Prior to the CFA judgment, the ‘established approach’ of the Hong Kong companies court when considering whether to dismiss a winding-up/bankruptcy petition in such circumstances was to apply the same test as that in cases where there was no EJC or arbitration clause. In other words, whether there was a bona fide dispute on substantial ground in respect of the debt, with the existence of an arbitration clause or an EJC being only one factor considered by the court in the application of this test.[[2]]
In 2018, however, the companies court adopted an alternative approach in the context of arbitration clauses by suggesting that a petition should generally be dismissed if the debtor has taken steps to initiate the contractually mandated dispute resolution process (the ‘Lasmos approach’).[[1]]
Although the Lasmos approach was applauded by some for respecting party autonomy in their choice of dispute resolution forum, it was implicitly criticised in obiter remarks of Kwan VP of the Court of Appeal who pointed out that ‘as an insolvency petition is not covered by the article 8(1) of the Model Law, there is no automatic, mandatory or non-discretionary stay under that provision’ and that the Lasmos approach 'substantially curtails [a creditor's] statutory right to petition for bankruptcy or winding-up on the ground of insolvency.' [[2]]
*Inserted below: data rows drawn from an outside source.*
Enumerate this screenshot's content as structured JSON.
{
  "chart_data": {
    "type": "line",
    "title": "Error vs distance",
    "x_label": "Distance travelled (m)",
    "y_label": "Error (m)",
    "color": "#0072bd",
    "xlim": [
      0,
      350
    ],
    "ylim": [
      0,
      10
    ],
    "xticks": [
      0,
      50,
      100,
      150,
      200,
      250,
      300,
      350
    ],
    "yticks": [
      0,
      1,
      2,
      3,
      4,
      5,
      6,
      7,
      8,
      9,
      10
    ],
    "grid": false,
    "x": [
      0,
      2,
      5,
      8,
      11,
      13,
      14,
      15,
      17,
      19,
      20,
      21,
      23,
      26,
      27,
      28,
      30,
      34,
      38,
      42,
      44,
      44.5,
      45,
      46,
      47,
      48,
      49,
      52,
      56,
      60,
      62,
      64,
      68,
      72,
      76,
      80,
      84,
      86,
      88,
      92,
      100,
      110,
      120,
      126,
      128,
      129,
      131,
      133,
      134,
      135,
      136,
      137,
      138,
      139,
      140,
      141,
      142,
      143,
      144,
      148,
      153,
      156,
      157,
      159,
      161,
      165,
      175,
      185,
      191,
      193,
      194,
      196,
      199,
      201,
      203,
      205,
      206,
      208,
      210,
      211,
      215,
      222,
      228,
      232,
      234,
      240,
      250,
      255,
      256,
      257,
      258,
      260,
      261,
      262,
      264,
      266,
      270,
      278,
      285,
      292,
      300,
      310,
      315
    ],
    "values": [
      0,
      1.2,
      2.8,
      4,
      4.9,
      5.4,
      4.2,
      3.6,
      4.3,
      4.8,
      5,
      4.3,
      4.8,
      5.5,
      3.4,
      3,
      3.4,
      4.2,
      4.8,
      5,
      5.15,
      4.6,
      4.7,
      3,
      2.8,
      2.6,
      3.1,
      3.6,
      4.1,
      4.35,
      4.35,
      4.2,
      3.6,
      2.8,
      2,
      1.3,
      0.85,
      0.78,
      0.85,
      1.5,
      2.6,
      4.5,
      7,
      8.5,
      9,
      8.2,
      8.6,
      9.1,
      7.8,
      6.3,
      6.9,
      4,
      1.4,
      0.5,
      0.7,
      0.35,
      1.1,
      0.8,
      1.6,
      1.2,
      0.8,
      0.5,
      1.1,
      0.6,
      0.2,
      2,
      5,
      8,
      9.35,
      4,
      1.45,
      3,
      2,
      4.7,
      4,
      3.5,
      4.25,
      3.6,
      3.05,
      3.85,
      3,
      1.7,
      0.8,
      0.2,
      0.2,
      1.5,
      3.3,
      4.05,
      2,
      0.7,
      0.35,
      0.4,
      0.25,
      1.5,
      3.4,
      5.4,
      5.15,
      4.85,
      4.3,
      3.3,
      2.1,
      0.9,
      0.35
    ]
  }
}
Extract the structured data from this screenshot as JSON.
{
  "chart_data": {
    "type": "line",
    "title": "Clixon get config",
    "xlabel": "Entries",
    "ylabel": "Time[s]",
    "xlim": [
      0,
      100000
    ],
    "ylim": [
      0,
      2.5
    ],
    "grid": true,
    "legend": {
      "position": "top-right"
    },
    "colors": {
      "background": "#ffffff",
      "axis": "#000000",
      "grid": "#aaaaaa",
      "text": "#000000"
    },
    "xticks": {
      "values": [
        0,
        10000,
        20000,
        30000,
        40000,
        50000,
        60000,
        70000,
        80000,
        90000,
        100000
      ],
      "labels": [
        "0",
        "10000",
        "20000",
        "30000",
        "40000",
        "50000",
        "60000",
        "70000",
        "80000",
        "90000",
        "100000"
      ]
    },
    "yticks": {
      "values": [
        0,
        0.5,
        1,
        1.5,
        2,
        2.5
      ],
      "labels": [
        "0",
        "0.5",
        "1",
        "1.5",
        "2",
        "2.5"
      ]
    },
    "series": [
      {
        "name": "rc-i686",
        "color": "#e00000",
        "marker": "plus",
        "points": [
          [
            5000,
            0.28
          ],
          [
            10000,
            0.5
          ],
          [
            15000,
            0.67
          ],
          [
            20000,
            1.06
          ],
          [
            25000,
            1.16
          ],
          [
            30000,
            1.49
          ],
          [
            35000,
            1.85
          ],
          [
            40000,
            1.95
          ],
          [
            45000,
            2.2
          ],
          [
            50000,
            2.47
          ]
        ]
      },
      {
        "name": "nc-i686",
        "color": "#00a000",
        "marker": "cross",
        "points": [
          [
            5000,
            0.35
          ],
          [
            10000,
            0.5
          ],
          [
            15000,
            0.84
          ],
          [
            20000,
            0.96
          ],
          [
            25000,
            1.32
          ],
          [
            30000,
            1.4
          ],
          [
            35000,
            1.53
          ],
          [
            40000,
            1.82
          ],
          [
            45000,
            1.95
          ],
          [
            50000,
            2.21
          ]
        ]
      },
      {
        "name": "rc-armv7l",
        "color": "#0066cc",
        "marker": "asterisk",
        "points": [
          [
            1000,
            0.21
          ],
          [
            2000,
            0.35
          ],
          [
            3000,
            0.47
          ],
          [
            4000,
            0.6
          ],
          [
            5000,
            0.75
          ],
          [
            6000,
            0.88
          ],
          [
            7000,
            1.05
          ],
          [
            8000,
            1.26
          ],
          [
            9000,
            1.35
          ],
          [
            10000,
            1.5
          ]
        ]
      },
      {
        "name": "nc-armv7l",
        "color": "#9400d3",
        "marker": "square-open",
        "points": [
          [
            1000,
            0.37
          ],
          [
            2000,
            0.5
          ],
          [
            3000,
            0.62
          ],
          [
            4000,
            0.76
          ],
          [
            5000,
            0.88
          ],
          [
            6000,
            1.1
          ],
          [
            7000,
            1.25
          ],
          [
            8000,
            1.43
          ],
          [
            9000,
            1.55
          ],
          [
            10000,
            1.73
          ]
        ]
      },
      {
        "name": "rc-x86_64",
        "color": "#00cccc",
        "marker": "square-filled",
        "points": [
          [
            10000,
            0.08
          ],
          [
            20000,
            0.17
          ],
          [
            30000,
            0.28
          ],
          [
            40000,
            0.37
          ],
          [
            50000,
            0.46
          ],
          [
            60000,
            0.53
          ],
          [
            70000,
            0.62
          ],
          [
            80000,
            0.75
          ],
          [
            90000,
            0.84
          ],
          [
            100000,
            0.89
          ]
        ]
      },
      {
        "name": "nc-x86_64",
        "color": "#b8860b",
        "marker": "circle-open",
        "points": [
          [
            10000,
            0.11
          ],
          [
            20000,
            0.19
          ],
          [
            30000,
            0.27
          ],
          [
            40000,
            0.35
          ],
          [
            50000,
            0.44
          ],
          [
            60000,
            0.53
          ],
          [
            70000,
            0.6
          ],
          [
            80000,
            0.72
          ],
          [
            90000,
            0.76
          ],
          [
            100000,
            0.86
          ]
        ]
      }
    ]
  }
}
The recent CFA judgment has put an end to these conflicting approaches by concluding that the established approach is not appropriate when the underlying contract out of which the debt arises includes an EJC and that ‘absent countervailing factors such as the risk of insolvency affecting third parties or a dispute that borders on the frivolous or abuse of process, the petitioner and the debtor should be held to their contract.'[[1]]
Conclusion
In light of the CFA judgment, absent the above countervailing factors, creditors seeking to recover a debt through insolvency proceedings in the Hong Kong courts in circumstances where the underlying contract out of which the debt arises includes an EJC or an arbitration clause would be advised to obtain a judgment/award in the agreed forum for dispute resolution before filing a bankruptcy or winding-up petition in the Hong Kong courts.
Parties considering entering into contracts with Hong Kong companies/residents that include an EJC or an arbitration clause would also be advised to include "carve-outs" that allow them to utilize the bankruptcy/winding-up jurisdiction of the Hong Kong court to recover simple debts.